My Helpless Mien Poem by Patti Masterman

My Helpless Mien



My helpless mien folds up between your appearances
Like those beds in the 1950's economy apartments;
Or almost as if the switch had been turned off,
And the electronics went dead without warning.

I come online again only when you show up,
All my circuits lighting at once;
Information age here, I'm lined in
Looking around in surprise
That I was really here all along,
In a sort of underground wake;
Treading water, following the dim streak of sun.

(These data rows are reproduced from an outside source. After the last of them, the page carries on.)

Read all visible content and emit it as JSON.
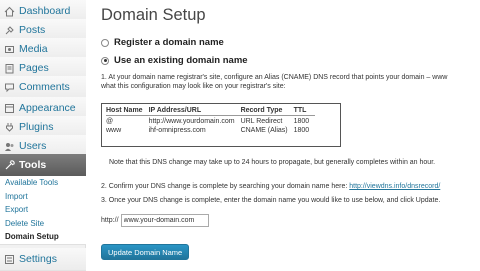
{
  "sidebar": {
    "items": [
      {
        "label": "Dashboard",
        "icon": "dashboard-icon"
      },
      {
        "label": "Posts",
        "icon": "pushpin-icon"
      },
      {
        "label": "Media",
        "icon": "media-icon"
      },
      {
        "label": "Pages",
        "icon": "pages-icon"
      },
      {
        "label": "Comments",
        "icon": "comment-bubble-icon"
      },
      {
        "label": "Appearance",
        "icon": "appearance-icon"
      },
      {
        "label": "Plugins",
        "icon": "plug-icon"
      },
      {
        "label": "Users",
        "icon": "users-icon"
      },
      {
        "label": "Tools",
        "icon": "tools-icon"
      },
      {
        "label": "Settings",
        "icon": "settings-icon"
      }
    ],
    "tools_submenu": [
      "Available Tools",
      "Import",
      "Export",
      "Delete Site",
      "Domain Setup"
    ]
  },
  "page": {
    "title": "Domain Setup",
    "option_register": "Register a domain name",
    "option_existing": "Use an existing domain name",
    "step1_line1": "1. At your domain name registrar's site, configure an Alias (CNAME) DNS record that points your domain – www",
    "step1_line2": "what this configuration may look like on your registrar's site:",
    "table": {
      "headers": [
        "Host Name",
        "IP Address/URL",
        "Record Type",
        "TTL"
      ],
      "rows": [
        [
          "@",
          "http://www.yourdomain.com",
          "URL Redirect",
          "1800"
        ],
        [
          "www",
          "ihf-omnipress.com",
          "CNAME (Alias)",
          "1800"
        ]
      ]
    },
    "note": "Note that this DNS change may take up to 24 hours to propagate, but generally completes within an hour.",
    "step2_text": "2. Confirm your DNS change is complete by searching your domain name here: ",
    "step2_link": "http://viewdns.info/dnsrecord/",
    "step3_text": "3. Once your DNS change is complete, enter the domain name you would like to use below, and click Update.",
    "domain_prefix": "http://",
    "domain_value": "www.your-domain.com",
    "update_button": "Update Domain Name"
  },
  "colors": {
    "link": "#21759b",
    "active_menu": "#6d6d6d",
    "button": "#21759b"
  }
}
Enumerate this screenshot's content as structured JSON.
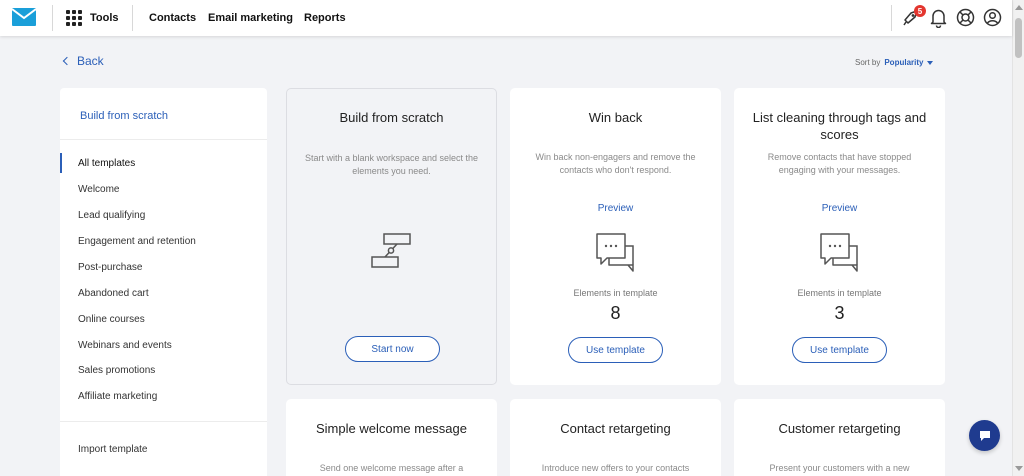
{
  "nav": {
    "tools_label": "Tools",
    "links": [
      "Contacts",
      "Email marketing",
      "Reports"
    ],
    "notification_count": "5"
  },
  "back_label": "Back",
  "sort": {
    "label": "Sort by",
    "value": "Popularity"
  },
  "sidebar": {
    "top_item": "Build from scratch",
    "items": [
      "All templates",
      "Welcome",
      "Lead qualifying",
      "Engagement and retention",
      "Post-purchase",
      "Abandoned cart",
      "Online courses",
      "Webinars and events",
      "Sales promotions",
      "Affiliate marketing"
    ],
    "active_index": 0,
    "import_label": "Import template"
  },
  "cards": [
    {
      "title": "Build from scratch",
      "description": "Start with a blank workspace and select the elements you need.",
      "button": "Start now"
    },
    {
      "title": "Win back",
      "description": "Win back non-engagers and remove the contacts who don't respond.",
      "preview": "Preview",
      "elements_label": "Elements in template",
      "elements_count": "8",
      "button": "Use template"
    },
    {
      "title": "List cleaning through tags and scores",
      "description": "Remove contacts that have stopped engaging with your messages.",
      "preview": "Preview",
      "elements_label": "Elements in template",
      "elements_count": "3",
      "button": "Use template"
    },
    {
      "title": "Simple welcome message",
      "description": "Send one welcome message after a"
    },
    {
      "title": "Contact retargeting",
      "description": "Introduce new offers to your contacts"
    },
    {
      "title": "Customer retargeting",
      "description": "Present your customers with a new"
    }
  ],
  "colors": {
    "accent": "#2b5fb8",
    "badge": "#e3362f",
    "background": "#f2f3f6",
    "logo": "#1a9fd9",
    "fab": "#1f3b8f"
  },
  "icons": {
    "logo": "envelope-logo-icon",
    "tools": "app-grid-icon",
    "rocket": "rocket-icon",
    "bell": "bell-icon",
    "help": "lifebuoy-icon",
    "account": "user-circle-icon",
    "scratch": "workflow-icon",
    "chat": "chat-bubbles-icon"
  }
}
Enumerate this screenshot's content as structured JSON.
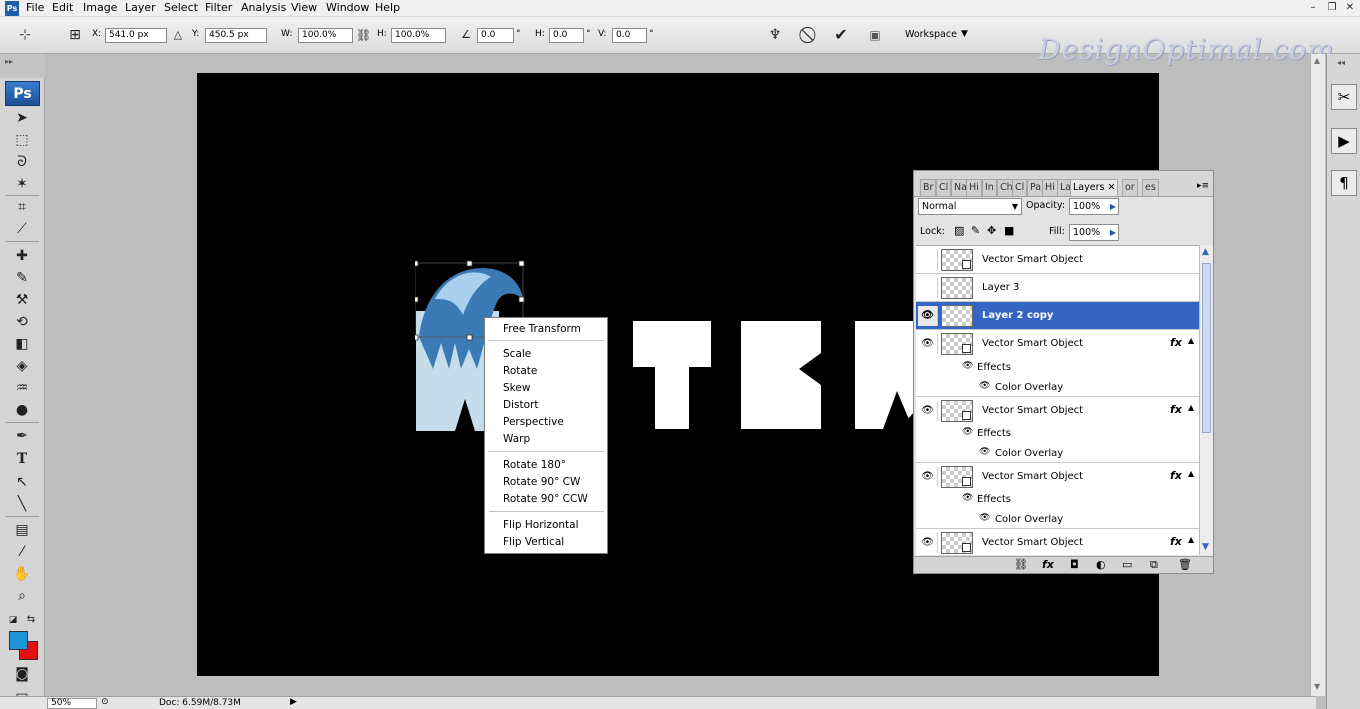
{
  "app": {
    "logo_text": "Ps",
    "menu": [
      "File",
      "Edit",
      "Image",
      "Layer",
      "Select",
      "Filter",
      "Analysis",
      "View",
      "Window",
      "Help"
    ]
  },
  "options": {
    "x_label": "X:",
    "x_value": "541.0 px",
    "y_label": "Y:",
    "y_value": "450.5 px",
    "w_label": "W:",
    "w_value": "100.0%",
    "h_label": "H:",
    "h_value": "100.0%",
    "angle_value": "0.0",
    "angle_unit": "°",
    "hskew_label": "H:",
    "hskew_value": "0.0",
    "hskew_unit": "°",
    "vskew_label": "V:",
    "vskew_value": "0.0",
    "vskew_unit": "°",
    "workspace_label": "Workspace"
  },
  "watermark": "DesignOptimal.com",
  "status": {
    "zoom": "50%",
    "doc": "Doc: 6.59M/8.73M"
  },
  "context_menu": {
    "group1": [
      "Free Transform"
    ],
    "group2": [
      "Scale",
      "Rotate",
      "Skew",
      "Distort",
      "Perspective",
      "Warp"
    ],
    "group3": [
      "Rotate 180°",
      "Rotate 90° CW",
      "Rotate 90° CCW"
    ],
    "group4": [
      "Flip Horizontal",
      "Flip Vertical"
    ]
  },
  "layers_panel": {
    "tabs": [
      "Br",
      "Cl",
      "Na",
      "Hi",
      "In",
      "Ch",
      "Cl",
      "Pa",
      "Hi",
      "La",
      "Layers",
      "or",
      "es"
    ],
    "active_tab": "Layers",
    "blend_mode": "Normal",
    "opacity_label": "Opacity:",
    "opacity_value": "100%",
    "lock_label": "Lock:",
    "fill_label": "Fill:",
    "fill_value": "100%",
    "layers": [
      {
        "name": "Vector Smart Object",
        "visible": false,
        "type": "smart"
      },
      {
        "name": "Layer 3",
        "visible": false,
        "type": "layer"
      },
      {
        "name": "Layer 2 copy",
        "visible": true,
        "type": "layer",
        "selected": true
      },
      {
        "name": "Vector Smart Object",
        "visible": true,
        "type": "smart",
        "fx": true,
        "effects_label": "Effects",
        "effect": "Color Overlay"
      },
      {
        "name": "Vector Smart Object",
        "visible": true,
        "type": "smart",
        "fx": true,
        "effects_label": "Effects",
        "effect": "Color Overlay"
      },
      {
        "name": "Vector Smart Object",
        "visible": true,
        "type": "smart",
        "fx": true,
        "effects_label": "Effects",
        "effect": "Color Overlay"
      },
      {
        "name": "Vector Smart Object",
        "visible": true,
        "type": "smart",
        "fx": true
      }
    ],
    "fx_label": "fx"
  },
  "colors": {
    "foreground": "#1e95d6",
    "background": "#e31010",
    "selection": "#3465c4",
    "water_letter": "#c5dceb"
  }
}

Though at times I confused root from sky,
Breaking the surface, the noise loud and unaccustomed,
My eyes blinded amid the familiar resounding ring of creation,
Everything shouting it's name at once.
Because you always whisper, I have to bend low, like a bow;
Tune out the other cacophony

If I were a bird on your shoulder
I could learn all your lines and amuse myself,
In your absence.

Sometimes I am afraid I am merely talking to myself anyway,
While you recite a too-memorized litany, from somewhere far away;
Watch in resignation, as I hang myself from the same old nooses
Prepared for people, went missing from your life ages ago.

The long line of corpses will someday fold like lines of dominoes,
And I will become just the anchor stone; the last one,
That's holding the rest in place, just the way that you want them-
And how can I ever memorize my lines, if you never give any of them away?